Does Jesus have work for us to do? Yes! There is a world to be restored to holiness and happiness, and He asks our help in doing it. 

(Adapted from “The Man Christ Jesus” by Jacob Abbott In “The Corner-Stone,” 1834)

Sunday, September 6, 2015

Faith Is Reasonable #JesusFollowers



Faith is a reasonable principle. There is nothing dark, mysterious, or unintelligible in it; nothing for which he who values himself most upon the character of his reason has any cause to be ashamed.
It is not an enthusiastic principle that first gives cause to dreams and visions, and then supports itself upon imaginations of its own creating.

It is not a supernatural impression proceeding from the immediate agency of God, capriciously bestowed where He pleases to bestow it, and denied where He wills it to be denied. 
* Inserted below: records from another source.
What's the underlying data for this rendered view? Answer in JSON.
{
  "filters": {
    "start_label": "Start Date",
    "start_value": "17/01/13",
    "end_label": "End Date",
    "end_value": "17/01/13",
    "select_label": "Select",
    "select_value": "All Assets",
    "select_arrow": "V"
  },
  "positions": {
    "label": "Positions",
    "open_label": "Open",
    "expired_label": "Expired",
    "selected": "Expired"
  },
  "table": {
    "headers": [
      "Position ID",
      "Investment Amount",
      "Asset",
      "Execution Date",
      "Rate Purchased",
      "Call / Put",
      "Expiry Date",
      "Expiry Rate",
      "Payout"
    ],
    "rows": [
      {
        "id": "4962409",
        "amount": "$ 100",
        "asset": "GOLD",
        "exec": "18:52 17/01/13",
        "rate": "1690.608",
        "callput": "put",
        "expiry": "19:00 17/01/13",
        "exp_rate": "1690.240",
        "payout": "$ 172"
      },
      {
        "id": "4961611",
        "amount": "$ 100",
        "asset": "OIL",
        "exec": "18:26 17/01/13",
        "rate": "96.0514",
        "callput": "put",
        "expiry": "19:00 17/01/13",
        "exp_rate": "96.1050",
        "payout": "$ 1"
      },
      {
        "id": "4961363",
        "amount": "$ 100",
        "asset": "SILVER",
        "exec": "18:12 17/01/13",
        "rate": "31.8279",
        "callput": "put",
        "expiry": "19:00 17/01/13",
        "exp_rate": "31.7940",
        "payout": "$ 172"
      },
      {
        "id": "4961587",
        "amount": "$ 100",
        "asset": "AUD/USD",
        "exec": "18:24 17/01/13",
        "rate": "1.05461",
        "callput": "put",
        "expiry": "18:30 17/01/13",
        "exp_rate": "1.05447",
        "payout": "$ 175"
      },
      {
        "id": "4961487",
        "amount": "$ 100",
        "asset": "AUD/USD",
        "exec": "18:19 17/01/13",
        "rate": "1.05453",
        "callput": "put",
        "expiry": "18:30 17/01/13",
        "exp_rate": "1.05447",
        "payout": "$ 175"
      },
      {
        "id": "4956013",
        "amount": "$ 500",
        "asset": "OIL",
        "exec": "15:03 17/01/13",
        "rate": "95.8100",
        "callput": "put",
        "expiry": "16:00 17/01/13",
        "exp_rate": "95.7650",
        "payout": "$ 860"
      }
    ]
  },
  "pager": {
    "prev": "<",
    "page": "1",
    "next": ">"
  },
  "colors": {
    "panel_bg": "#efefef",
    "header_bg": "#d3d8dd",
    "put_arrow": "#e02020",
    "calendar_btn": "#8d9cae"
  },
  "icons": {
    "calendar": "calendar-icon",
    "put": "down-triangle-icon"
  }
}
It is not an inexplicable feeling of we know not what, conceived we know not how, and cherished we know not why; it is not the persuasion of anything, whether good or evil, concerning either ourselves or any other being, taken up without reason, and maintained upon principle, that may not be duly specified and explained.

It is not a sudden irradiation of the mind, proceeding from whatever cause; it is the natural and necessary result of the principles that compose the human frame.

To a duly formed eye, show any object of the knowable world, and it is seen: to an attentive mind, propose the evidence concerning any truth that respect the invisible world, and in proportion to the strength of that evidence, it is believed. Whatever persuasion is taken up against evidence or without it, is blind presumption, or romantic imagination, and not Faith.

Faith is as much the effect of evidence, as sight is the effect of sensible impression; nor is the one more absolutely dependent on its cause, or more closely connected with it, than the other. It is a law of our nature.

What sight is in the natural world, with respect to things visible and present, Faith is in the spiritual world, with respect to things absent and invisible: to believe, on sufficient evidence, is as natural as to perceive: and in thus believing, there is nothing more unreasonable, inexplicable, or indefensible, than in seeing with our open eyes the prospect that presents itself before us.

Faith then is a principle no more peculiar to religion in general, than it is peculiar to the Christian religion in particular. Even those who are most likely to treat it with ridicule and contempt in the disciples of Christ, are themselves obliged to act upon it every day and every hour of their lives: it is the very principle which, in the ordinary affairs of life, regulates and governs by far the greater part of their thoughts, their affections, and their conduct.

Faith is the principle upon which men resolve and act; there is no other principle that has so constant and extensive an influence upon them. You cannot even go to a place where you have never been, but it is by Faith you go thither. You cannot seek a person you have never seen, but it is by Faith you seek him: the most trivial and most important actions of our lives are almost all equally dependent on it.

Even our moral conduct, in the most serious and most momentous instances, rests on Faith as its foundation. 

The objects to which our knowledge can extend are very few; when the sphere of our affection and activity go beyond these, it is Faith, not knowledge that carries out our views, our passions, and pursuits; it is Faith that directs, supports, and animates them.

Since Faith is a reasonable principle, we have no cause to be ashamed of it.

It may not be improper to observe, that however natural and just the distinction is between faith and reason, it ought not to be made without some caution and restriction.

A great part of what we ordinarily call reason, is indeed faith; and faith is itself an act of reason. To believe upon sufficient testimony, is one among many other characteristics of reason and intelligence.

If Faith is a reasonable principle, we need not be afraid of pursuing it through its consequences. 

Nothing but what is right can come of what is reasonable; it must diverted from its natural course, or corrupted by some foreign intermixture, before it can dictate or induce to what is wrong. If our Faith is the pure result of evidence, it will give us comfort, and do us honor, to show it in our works.